Van belang is om voorop te stellen dat de drie uitspraken kort geding uitspraken zijn, wat wil zeggen dat de rechter slechts een voorlopig oordeel geeft.

Eerste uitspraak

De eerste uitspraak is van de Rechtbank Noord-Nederland van 27 mei 2020 en ging tussen een kleine vastgoedbelegger en bierbrouwerij Inbev. Inbev verhuurt het horecapand onder aan een horeca exploitant. Het horecapand is uiteindelijk vanwege het de coronamaatregelen gedwongen gesloten. Inbev heeft vervolgens zelfstandig de huurprijs opgeschort met 1/3 en beroept zich in rechte op huurprijsvermindering. Inbev stelt dat het niet kunnen gebruiken van het gehuurde vanwege een gedwongen overheidsmaatregel is te zien als een gebrek als bedoeld in artikel 7:204 lid 2 BW en dat nu er sprake is van een gebrek haar een beroep op huurprijsvermindering toekomt. Inbev verwijst naar de parlementaire geschiedenis en de opvattingen van diverse juridische auteurs. De kantonrechter volgt het standpunt van Inbev.

Bij de beoordeling of met succes huurprijsvermindering kan worden gevorderd is van belang dat het gebrek aan de verhuurder valt toe te rekenen, aldus artikel 7:204 lid 2 BW. De kantonrechter gaat hier niet op in, maar geeft wel aan dat hij het voorstel van Inbev om 2/3 van de huurprijs te betalen redelijk acht en wijst de vordering van de verhuurder af en de vordering van Inbev als huurder toe.

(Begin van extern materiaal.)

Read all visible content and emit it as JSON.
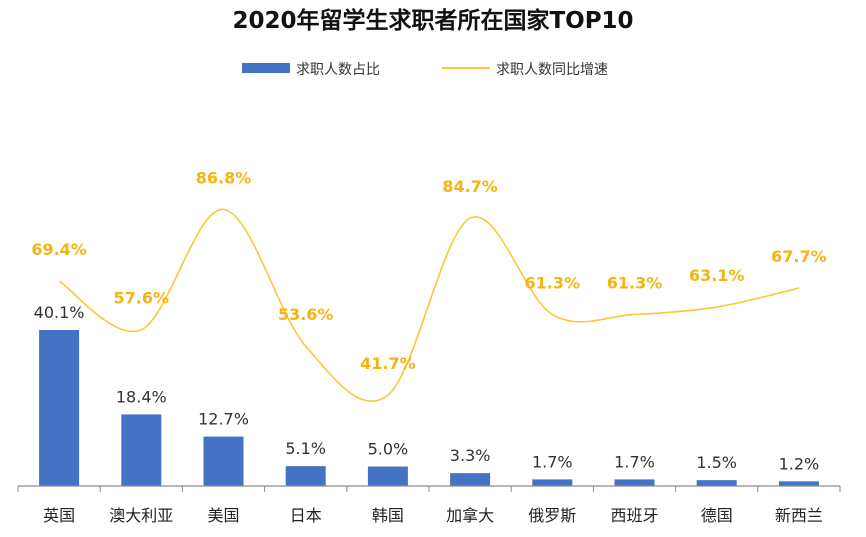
{
  "colors": {
    "bar": "#4472c4",
    "line": "#fbc63a",
    "line_label": "#f4b512",
    "axis": "#8c8c8c"
  },
  "chart_data": {
    "type": "bar",
    "title": "2020年留学生求职者所在国家TOP10",
    "legend_position": "top-center",
    "grid": false,
    "categories": [
      "英国",
      "澳大利亚",
      "美国",
      "日本",
      "韩国",
      "加拿大",
      "俄罗斯",
      "西班牙",
      "德国",
      "新西兰"
    ],
    "series": [
      {
        "name": "求职人数占比",
        "type": "bar",
        "values": [
          40.1,
          18.4,
          12.7,
          5.1,
          5.0,
          3.3,
          1.7,
          1.7,
          1.5,
          1.2
        ],
        "labels": [
          "40.1%",
          "18.4%",
          "12.7%",
          "5.1%",
          "5.0%",
          "3.3%",
          "1.7%",
          "1.7%",
          "1.5%",
          "1.2%"
        ]
      },
      {
        "name": "求职人数同比增速",
        "type": "line",
        "smooth": true,
        "values": [
          69.4,
          57.6,
          86.8,
          53.6,
          41.7,
          84.7,
          61.3,
          61.3,
          63.1,
          67.7
        ],
        "labels": [
          "69.4%",
          "57.6%",
          "86.8%",
          "53.6%",
          "41.7%",
          "84.7%",
          "61.3%",
          "61.3%",
          "63.1%",
          "67.7%"
        ]
      }
    ]
  }
}
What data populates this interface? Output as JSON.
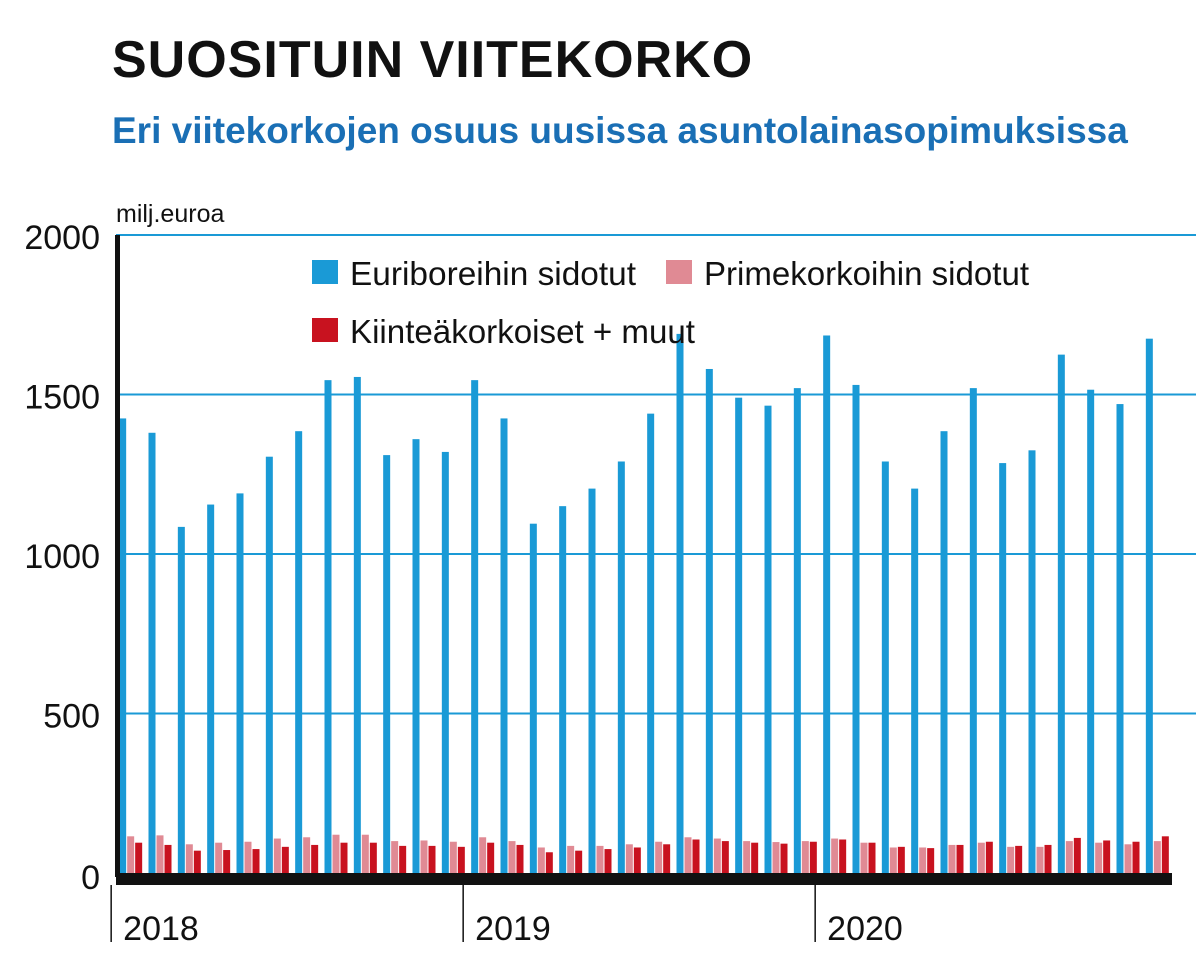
{
  "title": "SUOSITUIN VIITEKORKO",
  "subtitle": "Eri viitekorkojen osuus uusissa asuntolainasopimuksissa",
  "chart_data": {
    "type": "bar",
    "unit_label": "milj.euroa",
    "ylim": [
      0,
      2000
    ],
    "yticks": [
      "0",
      "500",
      "1000",
      "1500",
      "2000"
    ],
    "ytick_values": [
      0,
      500,
      1000,
      1500,
      2000
    ],
    "grid": true,
    "legend_placement": "top-center",
    "colors": {
      "euribor": "#1a9ad6",
      "prime": "#e08a94",
      "fixed": "#c8121f",
      "grid": "#1a9ad6",
      "axis": "#111111"
    },
    "year_labels": [
      "2018",
      "2019",
      "2020"
    ],
    "year_start_index": [
      0,
      12,
      24
    ],
    "series": [
      {
        "name": "Euriboreihin sidotut",
        "values": [
          1425,
          1380,
          1085,
          1155,
          1190,
          1305,
          1385,
          1545,
          1555,
          1310,
          1360,
          1320,
          1545,
          1425,
          1095,
          1150,
          1205,
          1290,
          1440,
          1690,
          1580,
          1490,
          1465,
          1520,
          1685,
          1530,
          1290,
          1205,
          1385,
          1520,
          1285,
          1325,
          1625,
          1515,
          1470,
          1675
        ]
      },
      {
        "name": "Primekorkoihin sidotut",
        "values": [
          115,
          118,
          90,
          95,
          98,
          108,
          112,
          120,
          120,
          100,
          102,
          98,
          112,
          100,
          80,
          85,
          85,
          90,
          98,
          112,
          108,
          100,
          97,
          100,
          108,
          95,
          80,
          80,
          88,
          95,
          82,
          82,
          100,
          95,
          90,
          100
        ]
      },
      {
        "name": "Kiinteäkorkoiset + muut",
        "values": [
          95,
          88,
          70,
          72,
          75,
          82,
          88,
          95,
          95,
          85,
          85,
          82,
          95,
          88,
          65,
          70,
          75,
          80,
          90,
          105,
          100,
          95,
          92,
          98,
          105,
          95,
          82,
          78,
          88,
          98,
          85,
          88,
          110,
          102,
          98,
          115
        ]
      }
    ]
  }
}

Van belang is op te merken dat de gebrekenregeling uit Boek 7 van het Burgerlijk Wetboek van regelend recht voor de huur van bedrijfsruimten. Partijen kunnen hier dus afwijkende afspraken over maken, wat in de praktijk ook veelvuldig (onder meer in de ROZ-modellen) wordt toegepast. In de onderhavige zaak was het beroep op huurprijswijziging niet uitgesloten, waardoor de vordering van Inbev kon worden toegewezen.

Tweede uitspraak

De tweede uitspraak is van de Rechtbank Gelderland van 29 mei 2020. In deze uitspraak vordert voetbalclub Vitesse in kort geding te terugbetaling van een deel van de betaalde huur en tijdelijke huurprijswijziging tot uiterlijk 1 september 2020. Ook in deze uitspraak volgt de kantonrechter het betoog dat er sprake is van een gebrek als bedoeld in artikel 7:204 lid 2 BW. Ook Vitesse wordt getroffen door een gedwongen overheidsmaatregel verhindert in het gebruik van het gehuurde. Er mogen immers tot 1 september 2020 geen voetbalwedstrijden (met publiek) worden gespeeld. In tegenstelling tot de eerste uitspraak is in de huurovereenkomst een beroep op huurprijsvermindering uitgesloten.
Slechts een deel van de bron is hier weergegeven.